Wrightsville Beach, NC
JR Maxwell, you expressed my feelings about multihulls so well. I never dreamed that when I first started sailing forty years ago that sailing magazines would feature multihulls in their publications. The graceful lines of a traditional sloop-rigged sailboat are so appealing and, for my money, can't be improved upon to any great extent. Multihulls should have their own magazine and let the existing publications show sailboat lovers what they have enjoyed seeing and reading about for many years.
-Dr. Paul Batson
Beauty is in the eye of the beholder. I have a beautiful 31-foot trailerable trimaran that constantly receives compliments. Many monohulls are wonderful to look at, but I would never choose to sail one. While monohull sailors sit on their sleek boats receiving compliments, I’m sailing three times faster on a more stable boat to wonderful destinations that are too shallow for monohulls. As an added bonus, I sail in New England in the summer, then trailer my trimaran to Florida for the winter. I’m sure the ancient Vikings would not think that Mr. Maxwell’s boat fit their definition of a sailing vessel, but over time, the world has progressed and it will again.
Buzzards Bay, MA
I have an analogy to your comments about monohulls being “sleek and graceful,” while multihulls are “refrigerators.” Think of your comparison this way: a playboy model versus a real woman. Which one would you enjoy more in the long run in regards to both comfort and speed?
-Jennifer Du Nesme
Klamath Falls, Oregon
I have been racing and cruising out of Santa Crus, California, since the 60s. I’ve mostly raced on beach cats onshore, and offshore, I’ve raced monohulls. While I appreciate the graceful shear on a sleek monohull, I own an 18-foot camper cat and am thrilled that multihulls are becoming more popular. I enjoy sailing fast without much heel. Modern cruising cats can be a bit cumbersome for my taste, but many of them perform well enough to overcome their ugly duckling appearance. The sailing world needs both types of boats, simply so that we can admire all of them.

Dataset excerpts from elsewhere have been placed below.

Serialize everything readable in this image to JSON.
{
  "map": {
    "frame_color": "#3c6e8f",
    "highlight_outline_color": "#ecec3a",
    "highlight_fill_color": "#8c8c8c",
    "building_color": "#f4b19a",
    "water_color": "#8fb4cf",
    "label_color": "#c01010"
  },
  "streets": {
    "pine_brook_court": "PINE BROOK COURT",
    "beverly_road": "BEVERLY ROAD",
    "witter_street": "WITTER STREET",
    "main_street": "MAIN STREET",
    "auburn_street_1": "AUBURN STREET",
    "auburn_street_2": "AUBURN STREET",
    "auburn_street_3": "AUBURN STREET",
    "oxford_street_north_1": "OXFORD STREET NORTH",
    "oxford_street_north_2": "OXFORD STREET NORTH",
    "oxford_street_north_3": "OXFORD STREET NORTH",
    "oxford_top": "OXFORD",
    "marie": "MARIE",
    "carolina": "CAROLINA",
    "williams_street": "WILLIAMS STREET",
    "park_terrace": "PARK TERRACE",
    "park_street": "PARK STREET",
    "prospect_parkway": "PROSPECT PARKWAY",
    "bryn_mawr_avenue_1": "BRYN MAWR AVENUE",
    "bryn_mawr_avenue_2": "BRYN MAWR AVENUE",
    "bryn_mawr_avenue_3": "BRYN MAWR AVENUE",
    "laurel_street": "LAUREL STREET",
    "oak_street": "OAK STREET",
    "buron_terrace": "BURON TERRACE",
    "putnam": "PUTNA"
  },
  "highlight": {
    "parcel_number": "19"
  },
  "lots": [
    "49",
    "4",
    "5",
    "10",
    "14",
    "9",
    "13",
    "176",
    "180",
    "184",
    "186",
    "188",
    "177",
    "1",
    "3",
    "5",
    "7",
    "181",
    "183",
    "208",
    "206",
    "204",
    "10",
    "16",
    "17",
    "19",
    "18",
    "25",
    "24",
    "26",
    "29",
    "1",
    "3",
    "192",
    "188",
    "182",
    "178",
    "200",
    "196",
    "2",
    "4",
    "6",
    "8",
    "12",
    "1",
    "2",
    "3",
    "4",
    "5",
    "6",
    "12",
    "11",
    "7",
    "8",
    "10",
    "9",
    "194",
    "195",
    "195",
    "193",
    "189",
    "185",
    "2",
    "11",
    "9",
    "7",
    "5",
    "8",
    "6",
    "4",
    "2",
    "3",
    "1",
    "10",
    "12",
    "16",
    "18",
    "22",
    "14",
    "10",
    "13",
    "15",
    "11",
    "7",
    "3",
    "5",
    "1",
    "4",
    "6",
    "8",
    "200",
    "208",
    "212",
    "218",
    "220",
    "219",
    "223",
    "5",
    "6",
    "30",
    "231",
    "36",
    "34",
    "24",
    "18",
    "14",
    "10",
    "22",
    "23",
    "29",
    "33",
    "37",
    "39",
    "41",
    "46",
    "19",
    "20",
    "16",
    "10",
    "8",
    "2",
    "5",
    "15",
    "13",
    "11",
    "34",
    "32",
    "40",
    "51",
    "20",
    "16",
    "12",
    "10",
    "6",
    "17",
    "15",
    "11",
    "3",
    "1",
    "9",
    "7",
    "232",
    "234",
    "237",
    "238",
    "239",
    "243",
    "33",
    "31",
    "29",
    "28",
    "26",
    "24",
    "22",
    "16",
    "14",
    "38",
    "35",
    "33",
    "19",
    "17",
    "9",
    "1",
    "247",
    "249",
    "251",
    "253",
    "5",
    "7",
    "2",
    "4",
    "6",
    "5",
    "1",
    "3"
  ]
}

JR Maxwell hit the nail on the head about multihulls. I never understood the attraction to cats and still don't. We had a cruising cat anchor off our marina a few weeks ago. It looked like three shoeboxes (or refrigerators) crammed next to each other. No matter what the angle, it was seriously unattractive. I have lost all interest in the America’s Cup, which I had followed for years until now. Go monohulls!
Mr. Maxwell’s commentary on multihulls is wrong on many levels. First of all, the sailing community is just that—a community. I am proud to say that the sailing community is made up of friendly, helpful people sharing a common passion. Sailors enjoy each others company, help each other in times of need and do not pass judgment on the size, make or model of someone else’s boat.
Also, Multihull cruisers are a fairly recent development in boat design. Every year, designs are enhanced, and just like their monohull ancestors, multihulls range from performance to cruising. There are many advantages to sailing a multihull. However, all boatowners should choose a boat based on their needs, desires and budget. Multihulls expand the choices to include some characteristics not previously available in monohulls.
As to the aesthetics remark, monohulls and multihulls alike run the spectrum of comely to homely. A tour through any marina or anchorage quickly reveals that privately owned monohulls hardly resemble the sleek, clean models depicted in the advertisements Mr. Maxwell describes them. For example, boat decks can look like a home from Hoarders, with bicycles and fenders strewn on board. Dinghies can be found deflated and left in a rumpled heap on the deck of both mono and multihulls.
Mr. Maxwell should focus on other aspects of sailing so he can enjoy the company of the sailing community. Please, read the articles you like, pass on the ones you don't, and stop your whining.